Hamiş: Bu da böyle bir hikayeydi, evet evet pek bir derindi, orjinal metin bana ait değildi, biraz eklemeler yaptım tabii, Çiğdem Görenel yollamış, kendisine teşekkür ediyor, hepinize bol Aşk'lı Zaman'lar diliyorum.

Erkenci bebeklere kutlama

Amerikan Hastanesi Yoğun Bakım Ünitesi'nde yaşama döndürülen erkenci prematüre bebekler, Divan Oteli'ndeki kutlamada bir araya geldi. Kuruluşunun ikinci yıldönümünü kutlayan Yoğun Bakım Ünitesi'ndeki partiye katılan 279 bebek renkli renkli görüntülere neden oldu.

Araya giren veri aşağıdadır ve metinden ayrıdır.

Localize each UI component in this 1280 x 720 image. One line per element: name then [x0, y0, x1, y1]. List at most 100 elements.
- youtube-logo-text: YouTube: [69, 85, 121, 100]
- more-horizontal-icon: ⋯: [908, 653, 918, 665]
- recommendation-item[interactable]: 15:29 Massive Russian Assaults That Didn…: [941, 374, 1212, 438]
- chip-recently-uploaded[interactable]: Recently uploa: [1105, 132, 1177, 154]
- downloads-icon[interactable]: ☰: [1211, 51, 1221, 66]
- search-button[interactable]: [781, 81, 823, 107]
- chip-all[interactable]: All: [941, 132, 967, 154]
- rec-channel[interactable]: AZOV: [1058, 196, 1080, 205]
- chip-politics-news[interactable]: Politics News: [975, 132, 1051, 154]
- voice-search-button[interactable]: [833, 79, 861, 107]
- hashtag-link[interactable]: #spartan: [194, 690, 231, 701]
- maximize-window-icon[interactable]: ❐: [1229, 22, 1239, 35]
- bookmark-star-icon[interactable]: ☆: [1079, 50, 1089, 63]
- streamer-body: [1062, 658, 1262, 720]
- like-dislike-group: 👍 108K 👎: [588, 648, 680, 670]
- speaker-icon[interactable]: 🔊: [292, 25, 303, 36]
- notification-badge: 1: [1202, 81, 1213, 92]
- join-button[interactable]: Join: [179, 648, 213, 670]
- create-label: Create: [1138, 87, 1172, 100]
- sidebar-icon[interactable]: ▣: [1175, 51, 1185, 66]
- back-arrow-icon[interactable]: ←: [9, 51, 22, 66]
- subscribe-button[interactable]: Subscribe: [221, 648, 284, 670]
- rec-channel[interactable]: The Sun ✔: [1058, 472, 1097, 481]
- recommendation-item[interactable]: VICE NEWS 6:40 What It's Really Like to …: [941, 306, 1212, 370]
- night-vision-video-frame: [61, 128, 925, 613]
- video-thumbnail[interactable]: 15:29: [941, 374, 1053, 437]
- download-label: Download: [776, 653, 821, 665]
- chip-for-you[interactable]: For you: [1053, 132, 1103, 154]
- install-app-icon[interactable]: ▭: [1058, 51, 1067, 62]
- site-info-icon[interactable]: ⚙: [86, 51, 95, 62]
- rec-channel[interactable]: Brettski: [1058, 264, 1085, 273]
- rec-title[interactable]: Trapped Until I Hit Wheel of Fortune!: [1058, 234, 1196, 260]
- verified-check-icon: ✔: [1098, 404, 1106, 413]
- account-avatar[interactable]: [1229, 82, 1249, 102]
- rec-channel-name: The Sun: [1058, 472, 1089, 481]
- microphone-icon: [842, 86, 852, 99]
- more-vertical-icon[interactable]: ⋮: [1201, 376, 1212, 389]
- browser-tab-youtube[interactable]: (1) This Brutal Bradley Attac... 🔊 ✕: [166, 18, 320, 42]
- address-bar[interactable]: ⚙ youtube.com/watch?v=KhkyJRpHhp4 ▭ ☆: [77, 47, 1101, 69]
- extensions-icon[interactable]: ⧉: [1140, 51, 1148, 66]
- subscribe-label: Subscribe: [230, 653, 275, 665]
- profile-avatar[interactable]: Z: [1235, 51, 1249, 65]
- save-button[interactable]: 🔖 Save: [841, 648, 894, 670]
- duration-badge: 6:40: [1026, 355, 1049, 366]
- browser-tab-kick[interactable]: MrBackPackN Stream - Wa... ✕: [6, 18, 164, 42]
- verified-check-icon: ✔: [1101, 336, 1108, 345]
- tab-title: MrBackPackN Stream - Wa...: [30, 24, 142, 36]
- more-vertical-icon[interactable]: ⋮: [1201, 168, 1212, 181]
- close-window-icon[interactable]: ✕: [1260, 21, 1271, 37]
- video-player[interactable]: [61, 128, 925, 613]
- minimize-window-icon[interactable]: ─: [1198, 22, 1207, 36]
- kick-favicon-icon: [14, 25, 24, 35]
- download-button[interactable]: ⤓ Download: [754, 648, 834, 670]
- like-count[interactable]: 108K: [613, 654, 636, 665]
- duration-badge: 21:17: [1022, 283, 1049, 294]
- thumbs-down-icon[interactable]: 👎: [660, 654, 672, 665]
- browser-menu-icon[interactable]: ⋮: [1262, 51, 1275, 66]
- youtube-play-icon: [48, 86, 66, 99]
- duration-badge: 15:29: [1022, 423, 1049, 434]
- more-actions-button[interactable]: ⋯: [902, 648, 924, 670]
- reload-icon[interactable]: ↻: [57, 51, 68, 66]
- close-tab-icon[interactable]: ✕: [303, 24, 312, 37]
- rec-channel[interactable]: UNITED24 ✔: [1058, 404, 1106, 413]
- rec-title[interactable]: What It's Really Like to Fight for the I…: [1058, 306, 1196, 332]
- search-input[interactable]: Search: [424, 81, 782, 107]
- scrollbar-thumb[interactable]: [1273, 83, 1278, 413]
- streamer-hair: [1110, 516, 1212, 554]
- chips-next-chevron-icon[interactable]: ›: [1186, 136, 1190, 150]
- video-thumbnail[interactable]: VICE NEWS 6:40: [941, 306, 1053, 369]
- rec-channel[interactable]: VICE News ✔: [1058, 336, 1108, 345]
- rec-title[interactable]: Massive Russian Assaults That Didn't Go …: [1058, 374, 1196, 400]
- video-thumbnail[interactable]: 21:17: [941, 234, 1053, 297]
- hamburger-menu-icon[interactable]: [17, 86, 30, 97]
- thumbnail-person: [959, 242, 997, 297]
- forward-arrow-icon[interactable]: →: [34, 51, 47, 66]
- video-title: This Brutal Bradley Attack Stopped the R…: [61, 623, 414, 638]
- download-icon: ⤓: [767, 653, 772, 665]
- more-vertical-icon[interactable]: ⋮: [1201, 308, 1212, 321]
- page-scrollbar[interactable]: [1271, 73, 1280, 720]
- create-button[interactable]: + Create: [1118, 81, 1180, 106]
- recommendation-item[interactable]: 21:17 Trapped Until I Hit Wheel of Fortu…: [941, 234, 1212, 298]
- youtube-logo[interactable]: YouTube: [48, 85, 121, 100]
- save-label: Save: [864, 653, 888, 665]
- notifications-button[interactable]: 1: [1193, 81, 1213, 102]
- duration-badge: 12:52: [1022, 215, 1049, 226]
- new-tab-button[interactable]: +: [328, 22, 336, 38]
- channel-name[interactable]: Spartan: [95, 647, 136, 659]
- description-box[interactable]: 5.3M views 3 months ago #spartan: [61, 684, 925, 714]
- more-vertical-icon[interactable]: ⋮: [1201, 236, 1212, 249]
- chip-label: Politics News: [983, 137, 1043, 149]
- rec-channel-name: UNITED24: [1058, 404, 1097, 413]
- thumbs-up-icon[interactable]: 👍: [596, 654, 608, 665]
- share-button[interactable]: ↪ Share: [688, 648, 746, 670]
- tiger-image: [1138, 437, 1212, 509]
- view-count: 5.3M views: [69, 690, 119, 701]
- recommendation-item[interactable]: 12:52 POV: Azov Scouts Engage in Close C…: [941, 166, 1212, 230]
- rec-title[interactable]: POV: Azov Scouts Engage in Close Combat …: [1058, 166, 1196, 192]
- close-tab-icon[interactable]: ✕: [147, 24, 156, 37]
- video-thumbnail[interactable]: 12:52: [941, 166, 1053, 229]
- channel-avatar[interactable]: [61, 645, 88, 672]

10 yataklı Yenidoğan Yoğun Bakım Sorumlusu Uzmanı Dr. Gülnihal Şarman, prematüre bebeklerin genel sağ kalma oranının yüzde 95'i bulduğunu söyledi. 1500 gramın altındaki bebeklerde sağ kalma oranının yüzde 90'lara ulaştığını belirten Dr. Şarman, ‘‘Ünitemiz hastalarının yarısını çoğul gebeliklerin sık görüldüğü mikroenjeksiyon sonucu doğan ikiz ve üçüz bebekler oluşturuyor. Uzman kalp cerrahisi grubunun da işbirliğiyle ünitede bugüne dek doğumsal kalp hastalığı tanısıyla yatırılan 9 bebeğe başarılı girişimler uygulandı’’ dedi. Dr. Şarman, ünitelerinde kalan bebeklerin ‘kanguru bakım’ı denilen yöntemle, anne ve babasının kucağına verilerek ten temasıyla olumlu sonuçların sağlandığını söyledi. Dr. Pınar Dayanıklı, prematüreliğe bağlı belli başlı komplikasyonlardan olan retina hastalığının 1500 gramın altındaki bebeklerde yüzde 5.5 oranında saptandığını ve lazer tedavisi uygulandığını söyledi. Dr. Göhkan Mamur da 10 Ağustos'da gebeliğin 27'inci haftasında, 650 gram ağırlığında, 33.5 santimetre boyunda doğan Zeynep Hazal Ceylan bebeğin yaşatılması macerasını duygulanarak anlattı. Dr. Mamur, 66 gün yoğun bakımda kalan minik Zeynep Hazal'ın solunum, dolaşım, sindirim, sinir ve kan sistemlerindeki sorunların kendi gücü, ailesinin sevgisi ve modern tıp onaklaklarıyla teker teker çözüldüğünü söyledi. Ünite ekibi, aileler ve bebekler pasta kestiler.